Now this is a flighty little muttBy Steve Estes
Holly and I are both dog lovers. She bred dogs for 15 years before she gave it up to move to the Keys with me (Thank you for that) and I have always had a soft spot for the furry, four-legged critters.
We had two pit bulls when she came here. They were fun-loving, extremely loyal dogs who would curl up in your lap at a moment’s notice and refuse to move until their nap was done.
We added a Jack Russell/Chihuahua to the mix a few years later. We lost both pit bulls within eight months of each other, the first from old age and the second from separation anxiety from its life-long playmate.
We added a Puerto Rican mixed breed from the shelter that had been rescued by a couple sailing past the island that spotted the animals roaming free and stopped and brought the whole litter home. She is the most mild-mannered dog I’ve ever seen.
Before the Jackihuahua got too old to play, we supplemented the brood with a Dachsund/Chihuahua mix who has turned out to be the second-most mild-mannered dog I’ve ever seen. She lays in your lap, eats and gets fat. She does little else.
Then we added a Chihuahua/Rat Terrier mixed breed to the brood after the Jackihuahua left us.
And this dog broke the mold. Along with the windows, the furniture, the table, the plants and…well you get the picture.
I’m not a dog psychologist, but I bet if we took Dora (so named by our adopted son because she spends all her time looking somewhere for food she shouldn’t have) to one, they would say she’s an ADHD dog. That stands for Attention Deficit/Hyperactivity Disorder.
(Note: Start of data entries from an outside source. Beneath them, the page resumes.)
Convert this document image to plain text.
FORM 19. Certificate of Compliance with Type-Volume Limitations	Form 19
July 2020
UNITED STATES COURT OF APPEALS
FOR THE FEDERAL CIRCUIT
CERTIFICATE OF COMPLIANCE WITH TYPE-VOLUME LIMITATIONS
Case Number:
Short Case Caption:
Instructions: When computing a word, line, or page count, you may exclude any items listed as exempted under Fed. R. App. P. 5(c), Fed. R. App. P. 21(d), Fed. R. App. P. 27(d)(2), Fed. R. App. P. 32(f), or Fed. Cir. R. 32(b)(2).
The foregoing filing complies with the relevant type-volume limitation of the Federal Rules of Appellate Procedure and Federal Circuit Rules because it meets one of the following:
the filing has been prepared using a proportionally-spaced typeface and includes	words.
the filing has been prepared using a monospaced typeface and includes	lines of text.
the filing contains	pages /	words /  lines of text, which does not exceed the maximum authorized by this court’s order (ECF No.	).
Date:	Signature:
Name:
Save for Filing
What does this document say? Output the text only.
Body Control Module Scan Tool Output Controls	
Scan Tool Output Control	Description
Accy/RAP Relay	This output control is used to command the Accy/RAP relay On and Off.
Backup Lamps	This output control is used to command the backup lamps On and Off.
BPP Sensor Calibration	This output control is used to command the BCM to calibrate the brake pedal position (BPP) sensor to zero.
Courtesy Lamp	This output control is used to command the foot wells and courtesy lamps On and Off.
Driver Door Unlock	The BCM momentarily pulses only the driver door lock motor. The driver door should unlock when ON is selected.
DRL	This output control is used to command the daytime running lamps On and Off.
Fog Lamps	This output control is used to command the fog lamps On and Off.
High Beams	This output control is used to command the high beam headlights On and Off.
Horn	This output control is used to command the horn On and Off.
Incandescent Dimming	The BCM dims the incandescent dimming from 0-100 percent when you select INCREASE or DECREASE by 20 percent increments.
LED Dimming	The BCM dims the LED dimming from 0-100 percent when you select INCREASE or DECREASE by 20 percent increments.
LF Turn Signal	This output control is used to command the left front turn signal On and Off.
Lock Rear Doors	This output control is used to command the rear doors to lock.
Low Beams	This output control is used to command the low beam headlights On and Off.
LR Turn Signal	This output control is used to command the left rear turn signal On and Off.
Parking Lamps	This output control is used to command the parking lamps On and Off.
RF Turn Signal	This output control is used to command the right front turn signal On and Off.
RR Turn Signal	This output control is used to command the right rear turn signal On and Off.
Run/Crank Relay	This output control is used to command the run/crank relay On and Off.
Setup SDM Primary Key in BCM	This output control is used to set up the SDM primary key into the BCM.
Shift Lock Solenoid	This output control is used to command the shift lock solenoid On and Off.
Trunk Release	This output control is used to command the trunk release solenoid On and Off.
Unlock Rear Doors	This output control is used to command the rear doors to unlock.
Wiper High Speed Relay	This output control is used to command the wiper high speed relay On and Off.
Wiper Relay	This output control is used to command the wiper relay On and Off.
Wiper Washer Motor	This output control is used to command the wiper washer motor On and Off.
And she fits that description.
I’ve never seen a dog walk away from a food bowl unless it’s empty. This young lady will gulp down a few bites, then leave her bowl to check on the other two and make sure they have the same food.
She’ll boot the wiener dog out of the way and attack her bowl, only to move on a few seconds later to the bigger dog’s bowl and boot her out of the way.
They take it in stride and just attack the bowl that’s left open.
Which of course brings our ADHD mutt scurrying back to her own bowl because maybe we changed the entrée on her while she wasn’t looking.
She’ll give up food to check out the person coming in the front door, or just to walk over and check out who’s calling on the phone.
She usually winds up getting less food than the other two because she’s unable to focus on a single task until it’s completed.
They are the beneficiaries of this behavior, and they’re getting fat because of it.
Dora will jump on anything that doesn’t move out of the way fast enough. She’ll bounce from the floor, to the chair, to the couch, to my lap in the recliner, to the floor again, up on the kitchen chair, to the floor again and then on to the couch again just so she can make a bed on the throw pillow and settle down for a nap.
I don’t know why she doesn’t just stay on the couch after the first trip. Oh yeah, that ADHD thing.
She runs to the front room and stands on the chair so she can bark at everyone who goes down the street. We live on a dead-end street like many people, out in the middle of the refuge, like many people, and have only two neighbors to the end of the street.
She’ll bark at the neighbors every day. She’ll bark at the bicycle riders who use our street because it’s quiet (except for her) and she’ll bark twice a week at the trash truck.
She used to bark at the mail carrier, but now they toss treats across the fence and she barks until they toss treats across the fence.
She’ll bark to be let outside just so she can go halfway down the steps and bark at the wind whistling under the house. She’ll chase a gecko off just so she can check out what it was eating and see if she’d like a bite or two.
When she jumps in my lap for a nap, she first has to twirl around a dozen times to find just the right angle, then flops down, gets back up, moves to the other side and twirls another dozen times before she flops again.
I don’t know if I have one leg fluffier than the other, but she’s starting to give me a complex.
She has to investigate every door that has just been opened. Just because I am who I am, I will sometimes open the front door just so she’ll dart outside to check out what she can bark at, and I shut the door behind her.
When she does accidentally get shut inside a room, she’ll bash herself against the door unrelentingly until someone comes to let her out.
Maybe that’s how she got the way she is…brain damage from repeated collisions with the door?
I don’t know. But if anyone knows a good canine replacement for Ritalin, I’m willing to listen.